The plants could be compelled to run at below full capacity because the likely delay in the setting up of the transmission network to wheel the power to open-access consumers in the northern and western regions of the country. The potential surplus power from these plants with a combined capacity of 25,000 MW, and involving investments over Rs 1.25 lakh crore, can’t be sold in the two coal-bearing home states due to the lack of demand. The bulk of the power from these plants was meant to be sold outside these states.
These plants are being developed by private players that include Jindal Steel, Sterlite Energy, KSK Energy and Visa Power. The developers have booked 24,000 MW transmission capacity with central transmission utility Power Grid Corporation of India under long-term open access for wheeling power to consumers in the northern and western regions.
Half the planned capacity has already been commissioned but the transmission bottleneck has meant the plants are running at a plant load factor (PLF) of 30-50%, much lower than the 85% normal capacity utilisation. The projected loss in generation, consequently, could be to the tune of 3,720 MW in 2013-14. That translates into a revenue loss of Rs 10,400 crore if the cost of electricity is taken at Rs 4 a unit.

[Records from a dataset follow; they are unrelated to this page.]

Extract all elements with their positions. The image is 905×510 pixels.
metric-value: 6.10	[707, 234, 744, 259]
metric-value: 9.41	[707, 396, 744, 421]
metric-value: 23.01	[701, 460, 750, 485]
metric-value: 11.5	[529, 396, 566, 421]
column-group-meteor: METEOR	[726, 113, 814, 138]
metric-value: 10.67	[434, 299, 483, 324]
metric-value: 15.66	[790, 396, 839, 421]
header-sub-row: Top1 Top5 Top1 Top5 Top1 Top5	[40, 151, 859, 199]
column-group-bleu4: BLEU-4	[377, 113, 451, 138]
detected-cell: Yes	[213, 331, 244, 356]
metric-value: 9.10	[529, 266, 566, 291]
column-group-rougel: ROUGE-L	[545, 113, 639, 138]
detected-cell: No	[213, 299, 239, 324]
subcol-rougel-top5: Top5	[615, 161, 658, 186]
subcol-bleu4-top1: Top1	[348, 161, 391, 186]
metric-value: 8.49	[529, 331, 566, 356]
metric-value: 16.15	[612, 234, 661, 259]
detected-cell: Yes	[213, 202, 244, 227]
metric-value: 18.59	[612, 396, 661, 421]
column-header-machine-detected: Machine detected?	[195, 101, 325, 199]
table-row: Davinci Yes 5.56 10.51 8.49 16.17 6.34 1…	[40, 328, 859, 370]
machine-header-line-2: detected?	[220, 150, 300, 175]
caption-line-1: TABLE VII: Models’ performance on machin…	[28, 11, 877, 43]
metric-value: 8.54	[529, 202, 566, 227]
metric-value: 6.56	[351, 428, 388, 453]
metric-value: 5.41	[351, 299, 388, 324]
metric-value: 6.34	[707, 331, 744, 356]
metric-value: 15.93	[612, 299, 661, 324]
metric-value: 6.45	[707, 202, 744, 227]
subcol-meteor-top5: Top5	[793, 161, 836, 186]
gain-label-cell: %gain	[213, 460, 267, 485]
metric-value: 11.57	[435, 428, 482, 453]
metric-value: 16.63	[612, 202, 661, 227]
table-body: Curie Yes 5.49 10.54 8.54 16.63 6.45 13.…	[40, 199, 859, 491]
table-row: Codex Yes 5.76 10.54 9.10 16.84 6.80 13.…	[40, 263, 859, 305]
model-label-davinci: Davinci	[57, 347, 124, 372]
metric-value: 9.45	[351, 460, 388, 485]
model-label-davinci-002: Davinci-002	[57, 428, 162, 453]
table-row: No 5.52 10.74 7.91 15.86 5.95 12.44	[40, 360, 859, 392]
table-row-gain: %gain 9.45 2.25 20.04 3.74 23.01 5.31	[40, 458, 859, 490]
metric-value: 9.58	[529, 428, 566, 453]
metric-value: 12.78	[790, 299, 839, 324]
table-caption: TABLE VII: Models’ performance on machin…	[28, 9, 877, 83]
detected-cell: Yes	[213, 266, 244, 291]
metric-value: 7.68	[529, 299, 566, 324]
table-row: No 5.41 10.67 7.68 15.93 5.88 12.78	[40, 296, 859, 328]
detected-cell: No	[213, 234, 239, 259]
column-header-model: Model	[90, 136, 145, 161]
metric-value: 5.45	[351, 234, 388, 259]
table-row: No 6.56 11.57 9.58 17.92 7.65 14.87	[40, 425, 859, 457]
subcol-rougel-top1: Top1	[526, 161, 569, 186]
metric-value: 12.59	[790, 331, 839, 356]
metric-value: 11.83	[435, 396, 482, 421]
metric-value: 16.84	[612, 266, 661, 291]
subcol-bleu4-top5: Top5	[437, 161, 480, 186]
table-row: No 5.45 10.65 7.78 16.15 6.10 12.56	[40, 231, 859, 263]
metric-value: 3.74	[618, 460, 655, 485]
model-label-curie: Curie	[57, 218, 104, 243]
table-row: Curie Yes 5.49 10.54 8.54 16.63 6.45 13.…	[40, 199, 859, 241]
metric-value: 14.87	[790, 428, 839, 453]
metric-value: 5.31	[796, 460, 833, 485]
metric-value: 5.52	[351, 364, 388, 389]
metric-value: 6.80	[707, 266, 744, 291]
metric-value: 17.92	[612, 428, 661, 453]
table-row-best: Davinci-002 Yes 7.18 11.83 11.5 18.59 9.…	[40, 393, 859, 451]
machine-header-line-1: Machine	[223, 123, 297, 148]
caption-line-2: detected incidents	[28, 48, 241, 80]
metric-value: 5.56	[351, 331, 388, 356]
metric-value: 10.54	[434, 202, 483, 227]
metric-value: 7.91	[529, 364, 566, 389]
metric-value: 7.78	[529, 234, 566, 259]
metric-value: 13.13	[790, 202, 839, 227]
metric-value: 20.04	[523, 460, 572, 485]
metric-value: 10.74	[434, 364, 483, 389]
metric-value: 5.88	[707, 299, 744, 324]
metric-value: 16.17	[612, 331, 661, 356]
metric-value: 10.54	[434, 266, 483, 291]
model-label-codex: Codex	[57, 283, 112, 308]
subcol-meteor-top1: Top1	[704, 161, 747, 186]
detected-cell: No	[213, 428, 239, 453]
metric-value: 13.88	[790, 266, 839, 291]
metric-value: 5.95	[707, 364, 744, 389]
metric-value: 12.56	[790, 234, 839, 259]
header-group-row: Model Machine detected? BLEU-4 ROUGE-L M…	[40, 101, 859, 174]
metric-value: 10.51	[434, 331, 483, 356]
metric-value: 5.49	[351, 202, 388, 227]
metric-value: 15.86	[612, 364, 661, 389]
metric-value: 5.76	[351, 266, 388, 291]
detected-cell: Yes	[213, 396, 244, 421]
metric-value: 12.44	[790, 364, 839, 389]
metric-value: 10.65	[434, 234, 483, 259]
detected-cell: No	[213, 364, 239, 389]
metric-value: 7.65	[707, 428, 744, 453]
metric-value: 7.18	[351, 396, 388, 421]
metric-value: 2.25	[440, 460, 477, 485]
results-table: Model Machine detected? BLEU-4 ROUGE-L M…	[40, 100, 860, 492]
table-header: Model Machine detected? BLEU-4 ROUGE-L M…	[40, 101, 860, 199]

This figure could reach Rs 52,400 crore in FY16 if transmission projects don’t take off. The 10 750-kV inter-regional transmission lines connecting Jharsuguda in Orissa with Aurangabad in Maharashtra via Bhopal were expected to be commissioned by end of March but are now likely to slip by one to two years primarily due to issues relating to diversion of forest land.
All companies, except central sector PSUs, are required to provide alternative land for afforestation while acquiring forest land to set up projects.